Família Batista pagou R$ 1 a Bertin por fatia do grupo JBS – Fusão da JBS com o Bertin, à época o maior exportador de carne bovina do país, envolveu acordo no qual os Bertin aceitaram ter menos de 10% da JBS como parte do pagamento — e que venderiam de volta aos Batistas tudo que excedesse esses 10% pela simbólica quantia de R$ 1. Com a transação, os Batistas recuperaram por fora ações que equivaliam a 17% da JBS.

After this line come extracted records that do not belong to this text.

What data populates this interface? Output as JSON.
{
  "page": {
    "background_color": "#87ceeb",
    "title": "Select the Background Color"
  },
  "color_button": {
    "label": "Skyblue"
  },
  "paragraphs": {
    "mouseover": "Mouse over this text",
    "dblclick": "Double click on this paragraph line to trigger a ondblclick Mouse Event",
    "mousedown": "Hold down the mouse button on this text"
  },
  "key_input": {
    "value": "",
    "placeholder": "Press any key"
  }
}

Presidente veio do ‘não’ ao invés do ‘sim’, afirma FHC – Ex-presidente diz que sistema político criado em 1988 desapareceu na última eleição, pautada mais pela negação do que pela proposição. FHC acredita que sucessor de Jair Bolsonaro deverá ser um nome carismático.

Governo muda atribuições para destravar obras de infraestrutura – Medida provisória permite que estados, municípios e estatais contratem o BNDES, sem licitação, para estudos de projetos, PPPs e concessões à iniciativa privada.

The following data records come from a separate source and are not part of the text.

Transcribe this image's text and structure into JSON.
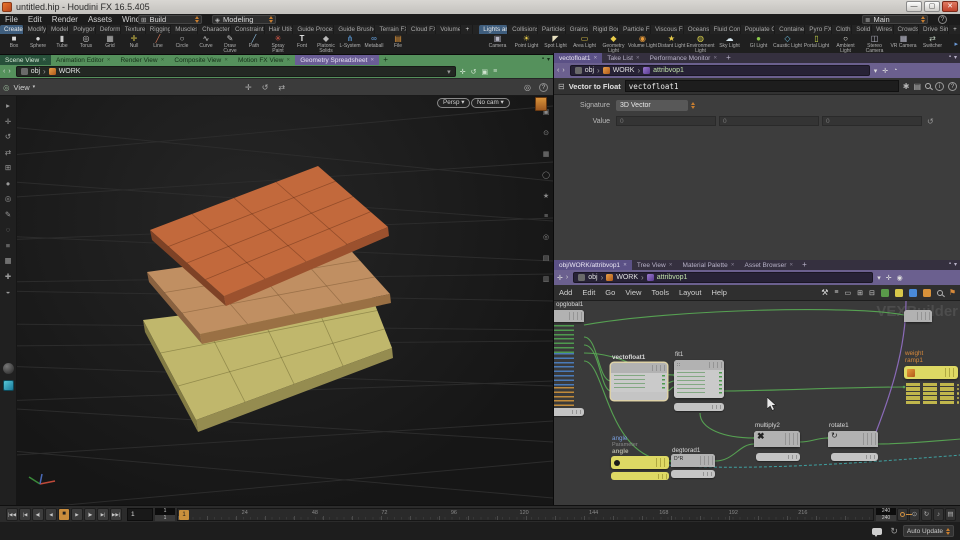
{
  "titlebar": {
    "title": "untitled.hip - Houdini FX 16.5.405",
    "minimize": "—",
    "maximize": "▢",
    "close": "✕"
  },
  "menubar": {
    "items": [
      "File",
      "Edit",
      "Render",
      "Assets",
      "Windows",
      "Help"
    ],
    "build_label": "Build",
    "modeling_label": "Modeling",
    "desktop_label": "Main",
    "help_label": "?"
  },
  "shelf": {
    "left_tabs": [
      "Create",
      "Modify",
      "Model",
      "Polygon",
      "Deform",
      "Texture",
      "Rigging",
      "Muscles",
      "Characters",
      "Constraints",
      "Hair Utils",
      "Guide Process",
      "Guide Brushes",
      "Terrain FX",
      "Cloud FX",
      "Volume"
    ],
    "right_tabs": [
      "Lights an",
      "Collisions",
      "Particles",
      "Grains",
      "Rigid Bod",
      "Particle Fl.",
      "Viscous Fl.",
      "Oceans",
      "Fluid Con.",
      "Populate C.",
      "Container",
      "Pyro FX",
      "Cloth",
      "Solid",
      "Wires",
      "Crowds",
      "Drive Sim"
    ],
    "add_tab": "+",
    "left_tools": [
      {
        "label": "Box",
        "glyph": "■"
      },
      {
        "label": "Sphere",
        "glyph": "●"
      },
      {
        "label": "Tube",
        "glyph": "▮"
      },
      {
        "label": "Torus",
        "glyph": "◎"
      },
      {
        "label": "Grid",
        "glyph": "▦"
      },
      {
        "label": "Null",
        "glyph": "✛"
      },
      {
        "label": "Line",
        "glyph": "╱"
      },
      {
        "label": "Circle",
        "glyph": "○"
      },
      {
        "label": "Curve",
        "glyph": "∿"
      },
      {
        "label": "Draw Curve",
        "glyph": "✎"
      },
      {
        "label": "Path",
        "glyph": "╱"
      },
      {
        "label": "Spray Paint",
        "glyph": "✳"
      },
      {
        "label": "Font",
        "glyph": "T"
      },
      {
        "label": "Platonic Solids",
        "glyph": "◆"
      },
      {
        "label": "L-System",
        "glyph": "⋔"
      },
      {
        "label": "Metaball",
        "glyph": "∞"
      },
      {
        "label": "File",
        "glyph": "▤"
      }
    ],
    "right_tools": [
      {
        "label": "Camera",
        "glyph": "▣"
      },
      {
        "label": "Point Light",
        "glyph": "☀"
      },
      {
        "label": "Spot Light",
        "glyph": "◤"
      },
      {
        "label": "Area Light",
        "glyph": "▭"
      },
      {
        "label": "Geometry Light",
        "glyph": "◆"
      },
      {
        "label": "Volume Light",
        "glyph": "◉"
      },
      {
        "label": "Distant Light",
        "glyph": "★"
      },
      {
        "label": "Environment Light",
        "glyph": "◍"
      },
      {
        "label": "Sky Light",
        "glyph": "☁"
      },
      {
        "label": "GI Light",
        "glyph": "●"
      },
      {
        "label": "Caustic Light",
        "glyph": "◇"
      },
      {
        "label": "Portal Light",
        "glyph": "▯"
      },
      {
        "label": "Ambient Light",
        "glyph": "○"
      },
      {
        "label": "Stereo Camera",
        "glyph": "◫"
      },
      {
        "label": "VR Camera",
        "glyph": "▦"
      },
      {
        "label": "Switcher",
        "glyph": "⇄"
      }
    ]
  },
  "scene_pane": {
    "tabs": [
      "Scene View",
      "Animation Editor",
      "Render View",
      "Composite View",
      "Motion FX View",
      "Geometry Spreadsheet"
    ],
    "close_glyph": "✕",
    "add_tab": "+",
    "path_root": "obj",
    "path_node": "WORK",
    "view_label": "View",
    "persp_label": "Persp",
    "nocam_label": "No cam",
    "caret": "▾",
    "center_icons": [
      "✛",
      "↺",
      "⇄"
    ],
    "left_icons": [
      "▸",
      "✛",
      "↺",
      "⇄",
      "⊞",
      "●",
      "◎",
      "✎",
      "◌",
      "≡",
      "▦",
      "✚",
      "◒"
    ],
    "right_icons": [
      "▣",
      "⊙",
      "▦",
      "◯",
      "★",
      "≡",
      "◎",
      "▤",
      "▥"
    ]
  },
  "param_pane": {
    "tabs": [
      "vectofloat1",
      "Take List",
      "Performance Monitor"
    ],
    "path": [
      "obj",
      "WORK",
      "attribvop1"
    ],
    "type_label": "Vector to Float",
    "name_value": "vectofloat1",
    "signature_label": "Signature",
    "signature_value": "3D Vector",
    "value_label": "Value",
    "values": [
      "0",
      "0",
      "0"
    ]
  },
  "network_pane": {
    "tabs": [
      "obj/WORK/attribvop1",
      "Tree View",
      "Material Palette",
      "Asset Browser"
    ],
    "path": [
      "obj",
      "WORK",
      "attribvop1"
    ],
    "menus": [
      "Add",
      "Edit",
      "Go",
      "View",
      "Tools",
      "Layout",
      "Help"
    ],
    "watermark": "VEXBuilder",
    "nodes": {
      "global_name": "opglobal1",
      "vectofloat_name": "vectofloat1",
      "fit_name": "fit1",
      "multiply_name": "multiply2",
      "multiply_op": "✖",
      "rotate_name": "rotate1",
      "rotate_glyph": "↻",
      "angle_channel": "angle",
      "angle_type": "Parameter",
      "angle_name": "angle",
      "degtorad_name": "degtorad1",
      "ramp_channel": "weight",
      "ramp_name": "ramp1"
    }
  },
  "playbar": {
    "transport": [
      "|◀◀",
      "|◀",
      "◀|",
      "◀",
      "■",
      "▶",
      "|▶",
      "▶|",
      "▶▶|"
    ],
    "current": "1",
    "range_start_top": "1",
    "range_start_bottom": "1",
    "range_end_top": "240",
    "range_end_bottom": "240",
    "ticks": [
      "24",
      "48",
      "72",
      "96",
      "120",
      "144",
      "168",
      "192",
      "216"
    ],
    "playhead": "1",
    "extra_buttons": [
      "⊙",
      "↻",
      "♪",
      "▤"
    ],
    "auto_update_label": "Auto Update"
  },
  "colors": {
    "accent_orange": "#c98c3c",
    "node_yellow": "#ded964",
    "wire_green": "#56a152",
    "wire_purple": "#8a6ab8",
    "wire_teal": "#3f9f9f",
    "tab_green": "#55915c",
    "tab_purple": "#5b5186",
    "select_blue": "#3f5e7e",
    "surface_orange": "#c2693c",
    "surface_tan": "#c08f62",
    "surface_yellow": "#c0b76c"
  }
}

MP do saneamento traz competição justa, diz Kelman – Para o ex-presidente da Sabesp, Jerson Kelman, o texto que propõe regulação do saneamento básico permite competição justa pela oferta do serviço. Governadores se opõem à medida provisória.

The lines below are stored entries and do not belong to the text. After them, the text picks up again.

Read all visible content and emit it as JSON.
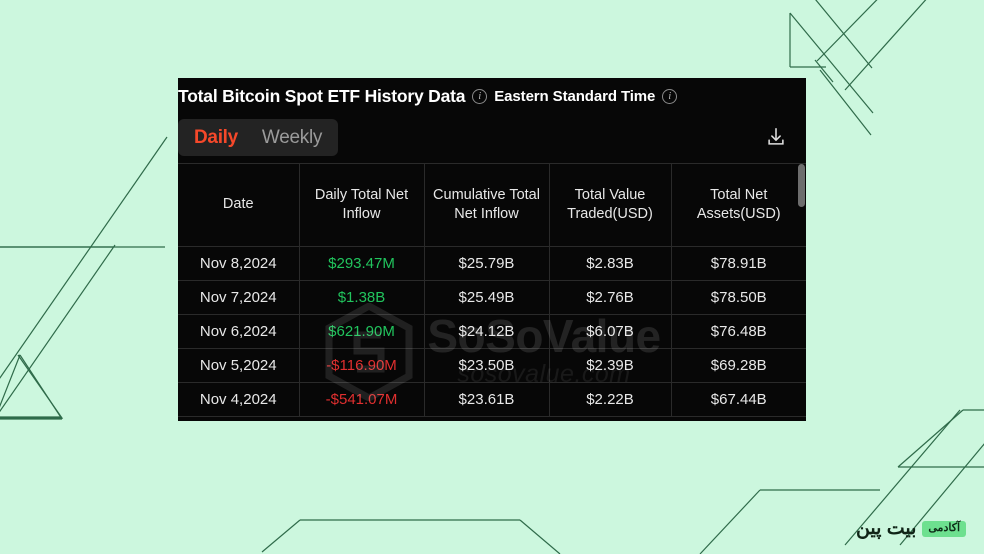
{
  "background": {
    "color": "#ccf7de",
    "line_color": "#2f6b4a"
  },
  "branding": {
    "badge": "آکادمی",
    "name": "بیت پین",
    "badge_color": "#6de08f"
  },
  "panel": {
    "background": "#070707",
    "header": {
      "title": "Total Bitcoin Spot ETF History Data",
      "title_info_icon": "info-icon",
      "timezone": "Eastern Standard Time",
      "timezone_info_icon": "info-icon"
    },
    "toolbar": {
      "tabs": [
        {
          "label": "Daily",
          "active": true
        },
        {
          "label": "Weekly",
          "active": false
        }
      ],
      "active_color": "#f5482a",
      "inactive_color": "#9b9b9b",
      "download_icon": "download-icon"
    },
    "watermark": {
      "main": "SoSoValue",
      "sub": "sosovalue.com",
      "logo": "sosovalue-hex-logo"
    },
    "scrollbar": {
      "thumb_color": "#6d6d6d"
    }
  },
  "table": {
    "columns": [
      "Date",
      "Daily Total Net Inflow",
      "Cumulative Total Net Inflow",
      "Total Value Traded(USD)",
      "Total Net Assets(USD)"
    ],
    "positive_color": "#21c45d",
    "negative_color": "#e02f2f",
    "rows": [
      {
        "date": "Nov 8,2024",
        "daily_net_inflow": "$293.47M",
        "daily_sign": "pos",
        "cumulative_net_inflow": "$25.79B",
        "total_value_traded": "$2.83B",
        "total_net_assets": "$78.91B"
      },
      {
        "date": "Nov 7,2024",
        "daily_net_inflow": "$1.38B",
        "daily_sign": "pos",
        "cumulative_net_inflow": "$25.49B",
        "total_value_traded": "$2.76B",
        "total_net_assets": "$78.50B"
      },
      {
        "date": "Nov 6,2024",
        "daily_net_inflow": "$621.90M",
        "daily_sign": "pos",
        "cumulative_net_inflow": "$24.12B",
        "total_value_traded": "$6.07B",
        "total_net_assets": "$76.48B"
      },
      {
        "date": "Nov 5,2024",
        "daily_net_inflow": "-$116.90M",
        "daily_sign": "neg",
        "cumulative_net_inflow": "$23.50B",
        "total_value_traded": "$2.39B",
        "total_net_assets": "$69.28B"
      },
      {
        "date": "Nov 4,2024",
        "daily_net_inflow": "-$541.07M",
        "daily_sign": "neg",
        "cumulative_net_inflow": "$23.61B",
        "total_value_traded": "$2.22B",
        "total_net_assets": "$67.44B"
      }
    ]
  }
}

Cortes na educação geram queda real no orçamento do MEC – Sucessivos cortes desde 2015, em reflexo da crise econômica, levaram a uma redução real (descontada a inflação) dos recursos disponíveis na pasta. De 2015 a 2018, a retração acumulada foi de 6%.

Outras notícias

Amoêdo critica ‘polêmicas desnecessárias’ – Pouco depois de encerrar sua campanha presidencial (finalizada com uma votação que lhe garantiu o quinto lugar no primeiro turno, com 2,50% dos votos válidos), João Amoêdo voltou à estrada. O presidente do Novo tem andado pelo Brasil para divulgar o partido liberal que ajudou a fundar. No horizonte, a busca por cadeiras de prefeito e vereador em 2020. Amoêdo critica o governo pelo excesso de polêmicas e diz que os ruídos comprometem a medida mais urgente para o Brasil avançar, a reforma da Previdência. Ele acredita que Bolsonaro poderia se inspirar no que Romeu Zema, o primeiro governador eleito do Novo, faz em Minas Gerais desde janeiro. Considerada vitrine para a legenda, a gestão do empresário aposta, segundo Amoêdo, na mesma receita que o presidente deveria seguir: boa relação com o Legislativo e definição de prioridades.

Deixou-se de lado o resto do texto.